Wednesday, March 26, 2014

Further Proof

More examples of the selfishness of alopecia:

1. Work: A job interview is nerve-wracking enough without the added stress over what to do with this bald head. Between a bald head and a scarf, which will give off the least "harmful" impression? Alopecia practically forces me to go into an interview in a wig, which is, for me, the most uncomfortable way to cover my head. I shouldn't have to be thinking about that.
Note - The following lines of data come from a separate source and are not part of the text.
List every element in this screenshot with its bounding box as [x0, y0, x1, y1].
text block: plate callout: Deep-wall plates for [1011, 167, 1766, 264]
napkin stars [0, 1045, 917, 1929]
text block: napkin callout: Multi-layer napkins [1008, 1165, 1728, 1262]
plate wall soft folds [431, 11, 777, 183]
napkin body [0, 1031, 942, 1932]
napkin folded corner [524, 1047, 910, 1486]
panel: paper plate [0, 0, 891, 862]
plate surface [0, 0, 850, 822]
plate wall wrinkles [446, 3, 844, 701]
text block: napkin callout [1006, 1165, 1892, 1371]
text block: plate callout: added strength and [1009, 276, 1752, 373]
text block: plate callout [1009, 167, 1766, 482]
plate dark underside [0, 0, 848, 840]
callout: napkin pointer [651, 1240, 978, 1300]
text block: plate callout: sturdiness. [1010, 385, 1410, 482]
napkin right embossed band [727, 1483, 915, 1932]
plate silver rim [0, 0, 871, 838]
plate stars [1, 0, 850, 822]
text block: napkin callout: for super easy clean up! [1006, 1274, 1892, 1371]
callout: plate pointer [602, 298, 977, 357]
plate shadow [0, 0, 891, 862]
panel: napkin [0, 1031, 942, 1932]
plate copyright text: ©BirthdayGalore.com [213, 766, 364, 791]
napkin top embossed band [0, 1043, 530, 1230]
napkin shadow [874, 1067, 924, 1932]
2. Vacation: To a certain degree, alopecia determines where (and if) I travel and which activities I do when (and if) I get there. Camping and hiking are okay but I don't want to take many pictures of my naked face. Makeup is not exactly a priority when you're in the woods. A cruise would be fun until the party at night, when I would again be faced with the question of which head covering (or uncovering) would look appropriate with the dress. I know it shouldn't matter, but it does. Really, I would only feel comfortable touring around a hip city where I could be comfortable in my scarves or baldness and look cool in pictures.

3. Cross-cultural family events: Pictures are important at family events, and in some cultures pictures are meant to show you at your best. Is a scarf good enough to wear to a wedding? Can I attend a graduation bald? Am I causing distress, distraction and disgrace by refusing to wear a wig?

Alopecia demands that I add these dilemmas to my already fretful mind. Selfish thing, alopecia.

1 comment:

  1. I have those same feelings about weight, body style, grey old frizzy hair, freckles and spots, sagging place... the list goes on! We need to support one another with knowledge that other's don't look at us with those same fears. They just see a confident woman (if that's what we want to portray)... and they don't know our fears. You can be whatever you want to be!